Tuesday, February 23, 2010
FDR Was Wrong
Fear is a persnickety thing.
It can send you running into the wind, limbs flailing and screaming for all the world to hear or it can stun you silent, your screams only heard as they echo soundlessly inside the callous solitude that is your own mental prison.
It can be wrought seemingly from nothing. A memory that steeps from childhood that grows overtime like an ivy slowly crawling its way over the side of a brick facade home, until it's completely consumed by it. It can be from something so tragic and obvious that all the world would be sympathetic to your plight, understanding and empathetic to your whimpers and shudders as the culprit as such were brought to light.
It can be a culmination of things. Built up over and over again, a continual chain of events that has you guarded and bitter. Fear of change, the unknown, or moreover what you do know, what you have come to expect.
It is powerful, omnipotent. Invisible and consuming. Some surely unfounded, rooted deep in your psyche, haunting your every thought, move and instinct. And when they prove false, you sigh relieved...for now. As you never truly feel safe from them, as though you merely just got away with it this time, somehow. It just lay in wait.
In eats away at you at times. Decaying all you once knew of hopefulness and aspiration. Recounting time and time again when those fears, those seemingly needless worries had proved right, had come to fruition. The mild, the unsightly. From one extreme to the next.
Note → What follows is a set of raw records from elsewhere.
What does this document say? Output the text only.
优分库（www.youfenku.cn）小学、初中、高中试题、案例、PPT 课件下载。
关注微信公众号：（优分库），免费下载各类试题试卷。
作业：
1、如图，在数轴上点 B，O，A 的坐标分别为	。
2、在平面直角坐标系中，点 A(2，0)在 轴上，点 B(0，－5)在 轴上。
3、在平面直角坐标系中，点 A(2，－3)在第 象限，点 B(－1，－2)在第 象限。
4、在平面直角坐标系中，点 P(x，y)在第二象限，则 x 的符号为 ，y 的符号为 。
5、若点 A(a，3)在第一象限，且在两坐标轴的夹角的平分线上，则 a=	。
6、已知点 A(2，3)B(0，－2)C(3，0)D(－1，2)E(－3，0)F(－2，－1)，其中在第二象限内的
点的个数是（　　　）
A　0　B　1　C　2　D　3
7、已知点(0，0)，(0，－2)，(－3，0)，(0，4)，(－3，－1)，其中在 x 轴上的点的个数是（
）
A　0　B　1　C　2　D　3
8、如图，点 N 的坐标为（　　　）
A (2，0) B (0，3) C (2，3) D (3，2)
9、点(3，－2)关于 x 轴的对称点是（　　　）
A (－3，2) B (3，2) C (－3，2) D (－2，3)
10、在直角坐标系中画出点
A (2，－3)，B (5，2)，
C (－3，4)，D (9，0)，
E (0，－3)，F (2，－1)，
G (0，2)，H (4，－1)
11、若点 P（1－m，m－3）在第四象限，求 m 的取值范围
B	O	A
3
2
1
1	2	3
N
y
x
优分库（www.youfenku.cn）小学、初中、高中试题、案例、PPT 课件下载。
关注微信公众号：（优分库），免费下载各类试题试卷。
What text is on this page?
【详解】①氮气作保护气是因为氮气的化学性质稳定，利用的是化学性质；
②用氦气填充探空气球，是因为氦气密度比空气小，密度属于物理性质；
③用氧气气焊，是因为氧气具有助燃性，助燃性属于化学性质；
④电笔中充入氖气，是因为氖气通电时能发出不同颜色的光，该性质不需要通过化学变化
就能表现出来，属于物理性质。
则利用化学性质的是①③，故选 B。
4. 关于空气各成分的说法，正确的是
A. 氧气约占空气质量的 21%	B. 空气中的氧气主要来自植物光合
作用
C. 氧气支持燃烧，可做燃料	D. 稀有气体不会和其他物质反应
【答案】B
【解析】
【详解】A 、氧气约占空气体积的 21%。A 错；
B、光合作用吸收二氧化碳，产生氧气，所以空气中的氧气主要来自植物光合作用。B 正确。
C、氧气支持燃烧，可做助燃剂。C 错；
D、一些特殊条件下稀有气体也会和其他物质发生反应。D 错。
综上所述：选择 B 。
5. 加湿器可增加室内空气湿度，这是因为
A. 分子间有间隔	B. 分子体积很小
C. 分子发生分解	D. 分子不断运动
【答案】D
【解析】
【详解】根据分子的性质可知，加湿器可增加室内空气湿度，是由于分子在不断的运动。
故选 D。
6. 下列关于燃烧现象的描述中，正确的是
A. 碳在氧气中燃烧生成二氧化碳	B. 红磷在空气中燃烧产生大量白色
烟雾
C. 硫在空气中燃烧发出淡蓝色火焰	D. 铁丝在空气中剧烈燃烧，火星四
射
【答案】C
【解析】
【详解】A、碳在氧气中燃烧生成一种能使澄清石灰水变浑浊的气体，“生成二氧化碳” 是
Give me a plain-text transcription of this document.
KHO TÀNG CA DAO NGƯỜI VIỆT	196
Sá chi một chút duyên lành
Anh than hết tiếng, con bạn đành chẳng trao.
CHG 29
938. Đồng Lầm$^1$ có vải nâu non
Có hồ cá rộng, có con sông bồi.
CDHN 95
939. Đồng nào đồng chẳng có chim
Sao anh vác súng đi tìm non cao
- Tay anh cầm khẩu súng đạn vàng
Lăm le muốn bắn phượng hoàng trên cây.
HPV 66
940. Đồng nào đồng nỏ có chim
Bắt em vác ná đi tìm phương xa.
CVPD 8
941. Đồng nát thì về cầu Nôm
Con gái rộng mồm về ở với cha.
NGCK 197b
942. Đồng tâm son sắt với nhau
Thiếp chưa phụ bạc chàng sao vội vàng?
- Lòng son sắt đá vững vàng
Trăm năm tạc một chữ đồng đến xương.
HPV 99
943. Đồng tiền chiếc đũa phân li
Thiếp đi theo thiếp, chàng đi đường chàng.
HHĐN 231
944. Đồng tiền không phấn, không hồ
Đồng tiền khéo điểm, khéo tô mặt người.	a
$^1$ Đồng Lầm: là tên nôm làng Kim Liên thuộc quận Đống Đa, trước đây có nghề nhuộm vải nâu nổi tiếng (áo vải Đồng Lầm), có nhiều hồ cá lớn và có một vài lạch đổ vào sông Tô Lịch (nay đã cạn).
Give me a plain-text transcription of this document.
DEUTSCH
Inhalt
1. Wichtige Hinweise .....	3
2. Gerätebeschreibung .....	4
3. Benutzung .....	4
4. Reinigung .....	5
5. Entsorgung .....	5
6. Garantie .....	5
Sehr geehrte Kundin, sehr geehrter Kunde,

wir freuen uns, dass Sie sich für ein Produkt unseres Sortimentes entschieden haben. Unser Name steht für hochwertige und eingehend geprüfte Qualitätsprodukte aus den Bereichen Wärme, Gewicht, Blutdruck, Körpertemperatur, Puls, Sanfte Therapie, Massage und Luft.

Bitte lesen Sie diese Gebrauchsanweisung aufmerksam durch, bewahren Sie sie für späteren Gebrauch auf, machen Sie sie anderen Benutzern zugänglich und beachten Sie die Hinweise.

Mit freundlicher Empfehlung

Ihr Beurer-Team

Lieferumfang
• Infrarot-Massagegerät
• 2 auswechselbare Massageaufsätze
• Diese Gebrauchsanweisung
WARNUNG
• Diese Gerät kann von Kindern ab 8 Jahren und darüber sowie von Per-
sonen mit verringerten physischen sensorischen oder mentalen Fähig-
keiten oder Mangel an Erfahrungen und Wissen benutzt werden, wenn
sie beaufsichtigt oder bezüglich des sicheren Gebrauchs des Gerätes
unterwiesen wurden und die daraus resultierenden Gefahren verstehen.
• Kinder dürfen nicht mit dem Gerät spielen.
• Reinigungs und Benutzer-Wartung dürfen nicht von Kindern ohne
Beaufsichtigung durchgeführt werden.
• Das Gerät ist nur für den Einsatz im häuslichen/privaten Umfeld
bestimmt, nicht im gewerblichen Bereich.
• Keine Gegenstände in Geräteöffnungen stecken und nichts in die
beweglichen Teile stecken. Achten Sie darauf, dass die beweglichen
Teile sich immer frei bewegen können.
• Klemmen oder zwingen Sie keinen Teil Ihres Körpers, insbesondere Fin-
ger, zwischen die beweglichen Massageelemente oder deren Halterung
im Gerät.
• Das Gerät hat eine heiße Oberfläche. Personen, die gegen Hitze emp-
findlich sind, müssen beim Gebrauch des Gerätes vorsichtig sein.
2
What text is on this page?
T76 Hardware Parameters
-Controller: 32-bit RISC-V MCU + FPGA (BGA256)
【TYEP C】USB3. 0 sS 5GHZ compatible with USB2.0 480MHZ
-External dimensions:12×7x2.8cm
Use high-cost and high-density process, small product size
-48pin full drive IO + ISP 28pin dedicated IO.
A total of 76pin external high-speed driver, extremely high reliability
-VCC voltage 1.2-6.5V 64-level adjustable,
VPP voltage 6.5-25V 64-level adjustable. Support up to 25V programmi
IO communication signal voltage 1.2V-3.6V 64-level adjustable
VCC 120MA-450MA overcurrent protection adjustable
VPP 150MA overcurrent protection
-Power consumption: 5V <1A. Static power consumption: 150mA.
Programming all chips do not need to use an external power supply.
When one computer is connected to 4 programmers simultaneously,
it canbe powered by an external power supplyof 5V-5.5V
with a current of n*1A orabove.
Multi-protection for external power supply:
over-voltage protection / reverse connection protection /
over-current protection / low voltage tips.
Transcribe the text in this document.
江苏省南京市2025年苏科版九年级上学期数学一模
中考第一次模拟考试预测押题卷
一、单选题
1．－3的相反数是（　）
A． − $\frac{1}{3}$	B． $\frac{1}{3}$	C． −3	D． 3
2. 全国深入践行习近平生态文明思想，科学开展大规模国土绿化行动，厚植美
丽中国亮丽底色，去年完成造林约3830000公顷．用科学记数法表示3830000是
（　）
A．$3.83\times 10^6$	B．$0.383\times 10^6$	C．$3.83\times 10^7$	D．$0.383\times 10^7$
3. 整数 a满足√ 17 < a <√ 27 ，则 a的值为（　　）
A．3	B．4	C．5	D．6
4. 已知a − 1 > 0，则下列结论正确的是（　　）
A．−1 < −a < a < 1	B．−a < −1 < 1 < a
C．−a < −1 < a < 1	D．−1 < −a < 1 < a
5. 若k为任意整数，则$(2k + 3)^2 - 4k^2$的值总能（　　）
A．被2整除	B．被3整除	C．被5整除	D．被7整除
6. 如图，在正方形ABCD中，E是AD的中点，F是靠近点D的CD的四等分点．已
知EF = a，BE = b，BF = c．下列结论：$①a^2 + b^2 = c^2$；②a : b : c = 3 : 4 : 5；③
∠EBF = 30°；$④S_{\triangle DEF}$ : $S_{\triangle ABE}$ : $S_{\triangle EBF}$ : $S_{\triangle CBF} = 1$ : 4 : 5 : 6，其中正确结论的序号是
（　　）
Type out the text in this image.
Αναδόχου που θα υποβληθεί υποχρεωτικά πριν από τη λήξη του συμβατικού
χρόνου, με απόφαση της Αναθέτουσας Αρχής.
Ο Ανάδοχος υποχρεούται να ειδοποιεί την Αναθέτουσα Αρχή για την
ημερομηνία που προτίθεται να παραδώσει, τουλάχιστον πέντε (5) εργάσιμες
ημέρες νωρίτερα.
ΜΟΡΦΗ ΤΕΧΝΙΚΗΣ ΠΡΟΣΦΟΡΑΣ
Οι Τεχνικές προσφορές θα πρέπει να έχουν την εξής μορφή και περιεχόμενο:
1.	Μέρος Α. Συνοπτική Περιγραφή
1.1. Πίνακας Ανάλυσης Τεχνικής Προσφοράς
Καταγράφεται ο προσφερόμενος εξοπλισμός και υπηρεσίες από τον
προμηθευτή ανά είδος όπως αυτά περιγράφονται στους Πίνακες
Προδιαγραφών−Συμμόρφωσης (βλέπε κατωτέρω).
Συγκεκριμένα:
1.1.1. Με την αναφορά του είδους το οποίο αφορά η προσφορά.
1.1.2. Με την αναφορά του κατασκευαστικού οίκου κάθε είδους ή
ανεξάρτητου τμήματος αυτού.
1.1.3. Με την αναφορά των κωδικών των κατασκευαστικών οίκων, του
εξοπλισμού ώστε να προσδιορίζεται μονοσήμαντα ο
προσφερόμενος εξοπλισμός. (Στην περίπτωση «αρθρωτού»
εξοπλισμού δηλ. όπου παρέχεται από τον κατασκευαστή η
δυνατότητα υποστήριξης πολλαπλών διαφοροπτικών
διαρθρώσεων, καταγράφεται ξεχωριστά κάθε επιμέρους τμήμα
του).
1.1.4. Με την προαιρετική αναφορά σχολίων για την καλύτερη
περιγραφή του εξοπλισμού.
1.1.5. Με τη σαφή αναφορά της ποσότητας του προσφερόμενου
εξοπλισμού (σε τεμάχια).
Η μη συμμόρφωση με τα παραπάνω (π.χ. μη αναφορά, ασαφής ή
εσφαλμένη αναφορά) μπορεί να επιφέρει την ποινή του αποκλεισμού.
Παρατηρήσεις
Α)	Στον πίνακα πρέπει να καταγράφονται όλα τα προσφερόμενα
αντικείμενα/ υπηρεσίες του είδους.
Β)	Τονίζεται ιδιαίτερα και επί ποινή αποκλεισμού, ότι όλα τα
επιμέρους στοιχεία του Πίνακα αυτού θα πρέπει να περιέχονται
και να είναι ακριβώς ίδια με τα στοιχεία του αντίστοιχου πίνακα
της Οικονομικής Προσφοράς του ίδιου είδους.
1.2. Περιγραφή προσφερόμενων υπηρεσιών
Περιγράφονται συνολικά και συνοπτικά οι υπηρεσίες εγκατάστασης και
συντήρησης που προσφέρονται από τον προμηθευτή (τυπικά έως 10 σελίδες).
There's no rationale. No rhyme or reason to anyone else. No need for justification. You feel justified in your own knowledge of repetition. That all that keeps happening is reason enough. To shut down, to hide. Or to scream on the inside, the outside. To know you're not crazy. That the proof is truly in the pudding.
FDR was wrong. Fear itself is not the only thing you have to fear. It's everything it comes with.